- Genre: Indie rock, classic rock, jazz, Americana, bluegrass, country, folk, alternative rock, reggae, metal
- Dates: Mid-July
- Locations: North Lawrence, Ohio, US, Clay's Park Resort
- Years active: 2004 - 2018

= Rock N Resort Music Festival =

The Rock N Resort Music Festival was an annual, three-day music festival in mid-July hosted and produced by Clay's Park Resort in North Lawrence, Ohio, 50 mi south of Cleveland. The festival showcased national recording artists, tribute bands, indie artists and solo performers on multiple stages, covering a variety of musical styles, though primarily reflecting a classic rock theme. Other events held during the festival included drum circles, campsite contests, new musical product demonstrations, educational seminars for young musicians, and charity events. Attendees say that aside from the music, the main draws of the festival are the party atmosphere and the friendships made by festival goers that met every year.

==History==
The Rock N Resort Music Festival launched in 2004 and is one of many special events hosted at Clay's Park Resort. The first annual festival was held in 2004 with headliners Grand Funk Railroad, Edgar Winter, Mickey Thomas' Starship, Bachman–Turner Overdrive and Brian Howe, former vocalist for Bad Company.

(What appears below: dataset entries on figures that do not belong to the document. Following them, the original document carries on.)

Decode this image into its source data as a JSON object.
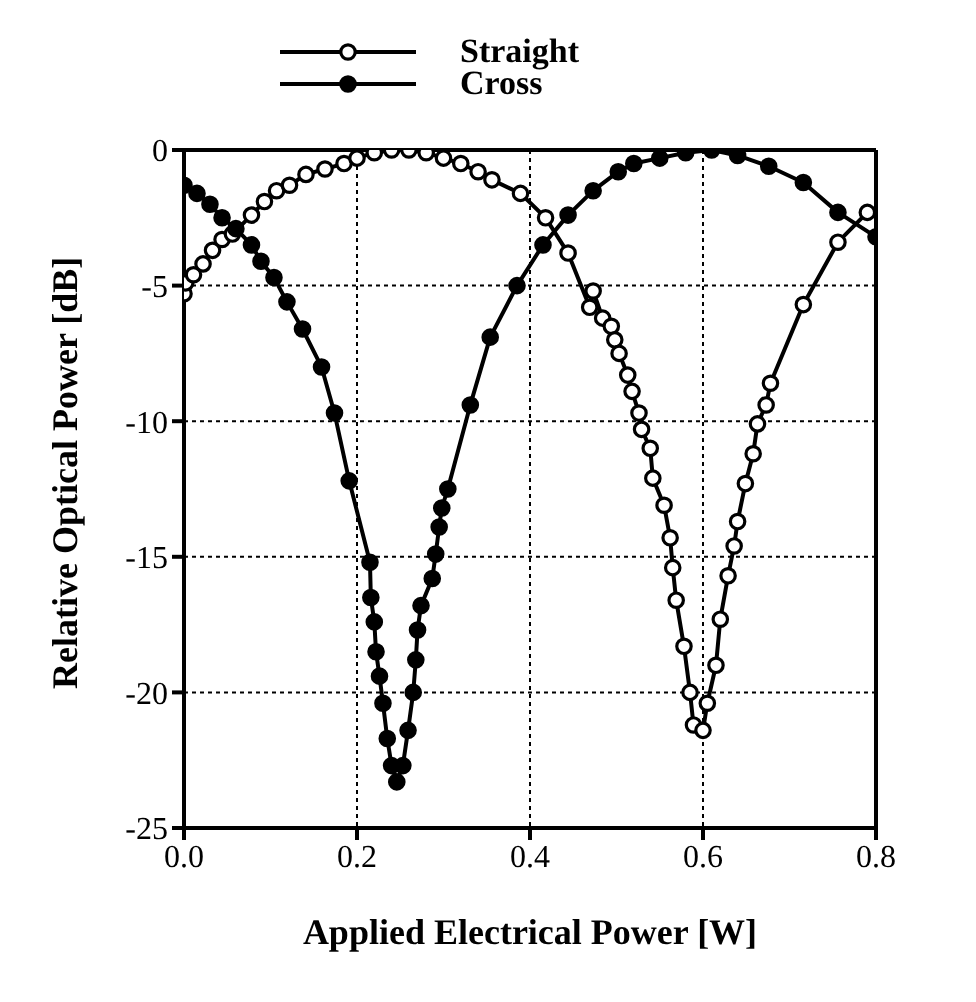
{
  "chart_data": {
    "type": "line",
    "xlabel": "Applied Electrical Power [W]",
    "ylabel": "Relative Optical Power [dB]",
    "xlim": [
      0,
      0.8
    ],
    "xticks": [
      {
        "value": 0,
        "label": "0.0"
      },
      {
        "value": 0.2,
        "label": "0.2"
      },
      {
        "value": 0.4,
        "label": "0.4"
      },
      {
        "value": 0.6,
        "label": "0.6"
      },
      {
        "value": 0.8,
        "label": "0.8"
      }
    ],
    "ylim": [
      -25,
      0
    ],
    "yticks": [
      -25,
      -20,
      -15,
      -10,
      -5,
      0
    ],
    "grid": true,
    "legend": "top",
    "marker": "circle",
    "line_style": "solid",
    "series": [
      {
        "name": "Straight",
        "color": "#000000",
        "x": [
          0,
          0.002,
          0.011,
          0.022,
          0.033,
          0.044,
          0.056,
          0.078,
          0.093,
          0.107,
          0.122,
          0.141,
          0.163,
          0.185,
          0.2,
          0.22,
          0.24,
          0.26,
          0.28,
          0.3,
          0.32,
          0.34,
          0.356,
          0.389,
          0.418,
          0.444,
          0.469,
          0.473,
          0.484,
          0.494,
          0.498,
          0.503,
          0.513,
          0.518,
          0.526,
          0.529,
          0.539,
          0.542,
          0.555,
          0.562,
          0.565,
          0.569,
          0.578,
          0.585,
          0.589,
          0.6,
          0.605,
          0.615,
          0.62,
          0.629,
          0.636,
          0.64,
          0.649,
          0.658,
          0.663,
          0.673,
          0.678,
          0.716,
          0.756,
          0.79
        ],
        "values": [
          -5.3,
          -4.9,
          -4.6,
          -4.2,
          -3.7,
          -3.3,
          -3.1,
          -2.4,
          -1.9,
          -1.5,
          -1.3,
          -0.9,
          -0.7,
          -0.5,
          -0.3,
          -0.1,
          0,
          0,
          -0.1,
          -0.3,
          -0.5,
          -0.8,
          -1.1,
          -1.6,
          -2.5,
          -3.8,
          -5.8,
          -5.2,
          -6.2,
          -6.5,
          -7,
          -7.5,
          -8.3,
          -8.9,
          -9.7,
          -10.3,
          -11,
          -12.1,
          -13.1,
          -14.3,
          -15.4,
          -16.6,
          -18.3,
          -20,
          -21.2,
          -21.4,
          -20.4,
          -19,
          -17.3,
          -15.7,
          -14.6,
          -13.7,
          -12.3,
          -11.2,
          -10.1,
          -9.4,
          -8.6,
          -5.7,
          -3.4,
          -2.3
        ]
      },
      {
        "name": "Cross",
        "color": "#000000",
        "x": [
          0,
          0.015,
          0.03,
          0.044,
          0.06,
          0.078,
          0.089,
          0.104,
          0.119,
          0.137,
          0.159,
          0.174,
          0.191,
          0.215,
          0.216,
          0.22,
          0.222,
          0.226,
          0.23,
          0.235,
          0.24,
          0.246,
          0.253,
          0.259,
          0.265,
          0.268,
          0.27,
          0.274,
          0.287,
          0.291,
          0.295,
          0.298,
          0.305,
          0.331,
          0.354,
          0.385,
          0.415,
          0.444,
          0.473,
          0.502,
          0.52,
          0.55,
          0.58,
          0.61,
          0.64,
          0.676,
          0.716,
          0.756,
          0.8
        ],
        "values": [
          -1.3,
          -1.6,
          -2,
          -2.5,
          -2.9,
          -3.5,
          -4.1,
          -4.7,
          -5.6,
          -6.6,
          -8,
          -9.7,
          -12.2,
          -15.2,
          -16.5,
          -17.4,
          -18.5,
          -19.4,
          -20.4,
          -21.7,
          -22.7,
          -23.3,
          -22.7,
          -21.4,
          -20,
          -18.8,
          -17.7,
          -16.8,
          -15.8,
          -14.9,
          -13.9,
          -13.2,
          -12.5,
          -9.4,
          -6.9,
          -5,
          -3.5,
          -2.4,
          -1.5,
          -0.8,
          -0.5,
          -0.3,
          -0.1,
          0,
          -0.2,
          -0.6,
          -1.2,
          -2.3,
          -3.2
        ]
      }
    ]
  }
}
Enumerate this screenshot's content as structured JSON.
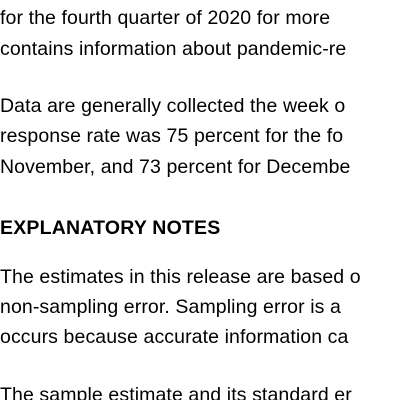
{
  "document": {
    "paragraph_1": [
      "for the fourth quarter of 2020 for more",
      "contains information about pandemic-re"
    ],
    "paragraph_2": [
      "Data are generally collected the week o",
      "response rate was 75 percent for the fo",
      "November, and 73 percent for Decembe"
    ],
    "heading": "EXPLANATORY NOTES",
    "paragraph_3": [
      "The estimates in this release are based o",
      "non-sampling error. Sampling error is a",
      "occurs because accurate information ca"
    ],
    "paragraph_4": [
      "The sample estimate and its standard er"
    ]
  }
}
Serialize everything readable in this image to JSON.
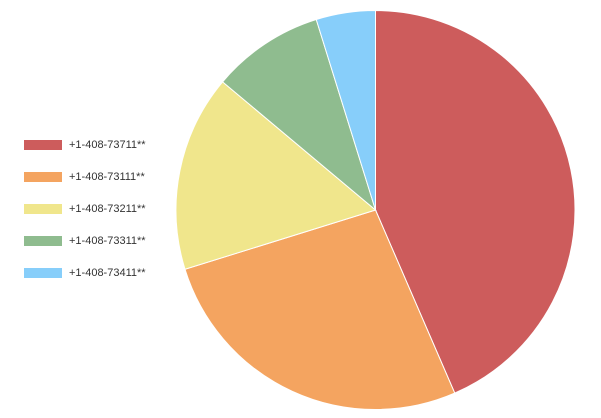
{
  "chart_data": {
    "type": "pie",
    "categories": [
      "+1-408-73711**",
      "+1-408-73111**",
      "+1-408-73211**",
      "+1-408-73311**",
      "+1-408-73411**"
    ],
    "values": [
      43.5,
      26.7,
      15.9,
      9.1,
      4.8
    ],
    "colors": [
      "#cd5c5c",
      "#f4a460",
      "#f0e68c",
      "#8fbc8f",
      "#87cefa"
    ],
    "legend": "left"
  }
}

Headliners in the following years included Cheap Trick, George Thorogood & The Destroyers, REO Speedwagon, Southside Johnny & The Asbury Jukes, The New Rascals, Kansas, War, Outlaws, Foghat, Joan Jett, John Kay & Steppenwolf, Eddie Money, Little River Band, The Guess Who, Commander Cody, Gin Blossoms, Molly Hatchet, Nazareth with Manny Charlton, Gregg Rolie, Sweet, Blue Öyster Cult and Creedence Clearwater Revisited.

==Venue==
Clay's Park Resort is a 500 acre RV resort, water park and entertainment facility that hosts various festival and events. Developed by Otis D. Clay, it opened in 1948. The main highlight of the park is a man-made 10 acre sand-bottom swimming and boating lake. Other annual festivals hosted by the park include The ALIVE Christian Music Festival, Yankee Peddler Festival and Fox Creek Outdoor Experience.